Christopher Carter’s teaching and research focuses on philosophical and theological ethics, Black and Womanist theological ethics, environmental ethics, and animals and religion. He approaches religious studies as a liberation ethicist committed to exploring how the moral economy of U.S. religious thought and culture impact the everyday lives of marginalized populations, particularly African American and Latino/a communities. He is active in the leadership of the American Academy of Religion where he serves as a steering committee member of both the Religion and Ecology and the Animals and Religion Group. Professor Carter is also a pastor within the United Methodist Church and currently serves as an assistant pastor at Pacific Beach United Methodist Church.
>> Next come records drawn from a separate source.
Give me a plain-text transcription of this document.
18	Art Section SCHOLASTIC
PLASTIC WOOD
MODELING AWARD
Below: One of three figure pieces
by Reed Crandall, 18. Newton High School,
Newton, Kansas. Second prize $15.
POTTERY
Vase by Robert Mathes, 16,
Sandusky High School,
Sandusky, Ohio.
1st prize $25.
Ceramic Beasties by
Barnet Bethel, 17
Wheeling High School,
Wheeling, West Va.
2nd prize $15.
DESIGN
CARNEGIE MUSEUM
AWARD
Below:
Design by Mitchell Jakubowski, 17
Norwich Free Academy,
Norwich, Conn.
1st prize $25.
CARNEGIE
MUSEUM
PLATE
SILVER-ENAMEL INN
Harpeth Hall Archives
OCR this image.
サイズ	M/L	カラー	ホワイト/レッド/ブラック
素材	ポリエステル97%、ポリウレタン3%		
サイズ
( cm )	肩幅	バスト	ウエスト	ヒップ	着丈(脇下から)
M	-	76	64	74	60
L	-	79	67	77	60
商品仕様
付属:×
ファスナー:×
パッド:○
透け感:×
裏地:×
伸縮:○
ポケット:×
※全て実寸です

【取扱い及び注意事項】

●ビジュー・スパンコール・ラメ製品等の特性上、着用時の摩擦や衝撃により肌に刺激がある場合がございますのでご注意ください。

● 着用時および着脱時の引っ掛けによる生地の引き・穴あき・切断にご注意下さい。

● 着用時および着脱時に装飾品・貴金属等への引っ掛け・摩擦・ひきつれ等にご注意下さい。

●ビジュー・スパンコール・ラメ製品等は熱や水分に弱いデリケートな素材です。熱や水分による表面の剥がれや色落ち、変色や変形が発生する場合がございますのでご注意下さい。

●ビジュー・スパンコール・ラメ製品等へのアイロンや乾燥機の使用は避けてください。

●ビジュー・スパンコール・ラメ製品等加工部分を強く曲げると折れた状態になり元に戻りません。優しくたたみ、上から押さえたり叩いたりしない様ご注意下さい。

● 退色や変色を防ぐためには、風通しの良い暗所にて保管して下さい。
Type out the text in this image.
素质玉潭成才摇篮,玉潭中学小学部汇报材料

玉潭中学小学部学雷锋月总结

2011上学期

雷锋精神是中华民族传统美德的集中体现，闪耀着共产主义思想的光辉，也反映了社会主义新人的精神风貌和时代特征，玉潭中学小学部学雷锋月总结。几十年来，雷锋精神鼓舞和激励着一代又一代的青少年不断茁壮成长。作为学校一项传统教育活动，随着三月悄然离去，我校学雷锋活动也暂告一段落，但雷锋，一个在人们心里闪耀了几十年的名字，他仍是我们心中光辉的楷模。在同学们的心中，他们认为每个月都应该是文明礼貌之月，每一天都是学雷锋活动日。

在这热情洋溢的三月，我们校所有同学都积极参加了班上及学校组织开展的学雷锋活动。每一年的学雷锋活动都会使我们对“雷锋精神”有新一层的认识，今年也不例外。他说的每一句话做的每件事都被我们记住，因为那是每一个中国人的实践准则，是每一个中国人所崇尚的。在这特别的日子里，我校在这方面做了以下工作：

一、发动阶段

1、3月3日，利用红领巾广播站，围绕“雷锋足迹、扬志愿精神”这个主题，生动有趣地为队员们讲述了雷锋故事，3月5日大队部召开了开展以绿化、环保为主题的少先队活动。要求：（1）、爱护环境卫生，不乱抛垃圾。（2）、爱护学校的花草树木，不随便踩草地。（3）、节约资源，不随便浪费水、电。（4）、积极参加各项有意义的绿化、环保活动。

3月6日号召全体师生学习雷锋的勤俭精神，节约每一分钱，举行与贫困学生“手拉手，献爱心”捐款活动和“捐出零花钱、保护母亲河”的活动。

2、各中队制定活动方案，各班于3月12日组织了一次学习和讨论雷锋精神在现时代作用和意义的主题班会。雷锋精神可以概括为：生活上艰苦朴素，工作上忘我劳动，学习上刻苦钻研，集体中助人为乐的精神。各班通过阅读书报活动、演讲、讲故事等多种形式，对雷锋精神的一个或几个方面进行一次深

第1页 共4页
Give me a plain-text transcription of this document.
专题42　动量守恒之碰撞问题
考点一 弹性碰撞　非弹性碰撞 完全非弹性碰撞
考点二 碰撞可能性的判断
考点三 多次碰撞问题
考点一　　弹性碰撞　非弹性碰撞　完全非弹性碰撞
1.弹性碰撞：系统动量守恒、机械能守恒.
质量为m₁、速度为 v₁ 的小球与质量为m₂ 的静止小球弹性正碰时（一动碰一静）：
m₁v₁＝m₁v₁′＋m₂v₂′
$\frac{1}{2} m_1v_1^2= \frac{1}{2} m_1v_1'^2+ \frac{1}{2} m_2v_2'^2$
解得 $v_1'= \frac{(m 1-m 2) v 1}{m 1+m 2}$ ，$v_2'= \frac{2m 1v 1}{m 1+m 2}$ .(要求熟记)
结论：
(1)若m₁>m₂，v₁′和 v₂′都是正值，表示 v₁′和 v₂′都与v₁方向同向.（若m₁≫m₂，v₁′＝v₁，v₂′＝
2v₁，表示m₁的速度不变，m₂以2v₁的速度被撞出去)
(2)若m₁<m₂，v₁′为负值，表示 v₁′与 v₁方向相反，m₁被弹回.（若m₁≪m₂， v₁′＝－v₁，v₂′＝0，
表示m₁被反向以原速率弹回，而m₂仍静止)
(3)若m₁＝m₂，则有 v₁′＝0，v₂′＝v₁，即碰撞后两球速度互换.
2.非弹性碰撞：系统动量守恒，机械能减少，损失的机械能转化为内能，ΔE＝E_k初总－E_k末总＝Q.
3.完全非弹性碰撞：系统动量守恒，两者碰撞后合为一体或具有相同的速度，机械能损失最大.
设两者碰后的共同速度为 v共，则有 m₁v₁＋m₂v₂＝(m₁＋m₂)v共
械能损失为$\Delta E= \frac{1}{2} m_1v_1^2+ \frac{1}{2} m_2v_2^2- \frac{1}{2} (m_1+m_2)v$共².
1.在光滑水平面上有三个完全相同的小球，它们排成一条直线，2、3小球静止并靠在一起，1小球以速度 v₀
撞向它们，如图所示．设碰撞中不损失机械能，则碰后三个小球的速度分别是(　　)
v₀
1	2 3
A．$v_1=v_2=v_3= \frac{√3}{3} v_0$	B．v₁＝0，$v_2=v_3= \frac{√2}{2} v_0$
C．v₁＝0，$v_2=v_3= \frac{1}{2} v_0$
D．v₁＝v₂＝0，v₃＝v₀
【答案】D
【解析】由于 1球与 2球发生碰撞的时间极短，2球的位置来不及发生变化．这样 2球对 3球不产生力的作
Lori G. Beaman, Professor and holder of the Canada Research Chair in Religious Diversity and Social Change, University of Ottawa

Lori G. Beaman is internationally recognized for three core intellectual innovations: 1) the concept of deep equality as an alternative to tolerance and accommodation in responding to religious diversity; 2) the identification of the transformation of majoritarian religion into culture and heritage; and 3) the illumination of an emerging ‘will to religion’ and its impact on the growing category of those who choose no religion. She previously directed the Religion and Diversity Project (2010-2017, religionanddiversity.ca) and is currently the Principal Investigator of the Nonreligion in a Complex Future (NCF) Project, a $2.5 million, 7-year Partnership Grant funded by the Social Sciences and Humanities Research Council and housed at the University of Ottawa.